Charlotte-area teacher Lonnie Billiard was fired from Charlotte Catholic High School after announcing on his personal Facebook page last fall that he planned to marry his partner. Billiard had been a teacher at the school for 15 years, and continued working there as a long-term substitute after he retired in 2012.
Billiard’s firing was reported this week by the North Carolina LGBT community nespaper QNotes, which noted that the Diocese of Charlotte in 2012 fired music teacher Steav Congdon after he married his same-sex partner.
“Firings like this send a message to LGBT people – and LGBT Catholics in particular – that there is no place in the church for us,” said Lisbeth Meléndez Rivera, HRC Foundation’s Director of Latino/a and Catholic Initiatives. “And think of what LGBT students at his school must hear when something like this happens. The Diocese is sending these children and their student allies a message that they are less-than, that they are second-class Catholics and citizens.”
A statement released last week by the Diocese of Charlotte said this: “All employees of the diocese agree upon their employment to follow the diocese’s ethics policy and a personnel policy that requires them to conduct themselves in a manner consistent with the teachings of the Catholic Church.”
Ethics policies like this one have become popular in more conservative diocese as a way of compelling employees in church-affiliated schools, shelters, and other charities to comply with Catholic teachings regardless of their own personal beliefs. While such policies are legal, they ultimately discriminate against hardworking LGBT people, and do not reflect the progressive shifts that have been occurring among American Catholics on LGBT rights. A 2014 poll showed that 54 percent of US Catholics supported marriage equality.

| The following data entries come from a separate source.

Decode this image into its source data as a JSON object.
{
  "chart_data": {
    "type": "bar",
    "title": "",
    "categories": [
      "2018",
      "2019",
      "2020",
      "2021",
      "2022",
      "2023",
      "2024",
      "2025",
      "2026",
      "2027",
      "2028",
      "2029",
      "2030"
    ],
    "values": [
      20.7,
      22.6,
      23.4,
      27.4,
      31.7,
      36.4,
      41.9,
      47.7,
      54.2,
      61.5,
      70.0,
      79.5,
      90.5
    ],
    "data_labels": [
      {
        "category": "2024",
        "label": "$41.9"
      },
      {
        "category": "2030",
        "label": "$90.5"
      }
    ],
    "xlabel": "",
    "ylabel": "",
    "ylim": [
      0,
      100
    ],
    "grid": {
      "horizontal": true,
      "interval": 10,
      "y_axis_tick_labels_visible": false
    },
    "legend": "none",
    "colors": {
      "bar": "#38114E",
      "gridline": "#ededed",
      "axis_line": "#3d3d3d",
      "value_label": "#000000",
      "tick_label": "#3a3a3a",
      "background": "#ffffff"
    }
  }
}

The diocese’s actions seem to contradict Pope Francis’ more pastoral approach to LGBT people in the church. “Decisions like this reflect a tone-deafness among American Catholic clergy,” said Meléndez Rivera. “While Pope Francis asks. ‘Who am I to judge?’ and speaks of the gifts LGBT people can bring to the Church, this Diocese has appointed itself judge and jury. The Diocese of Charlotte should be following the Pope’s example and become the home we know the Church can be to all.”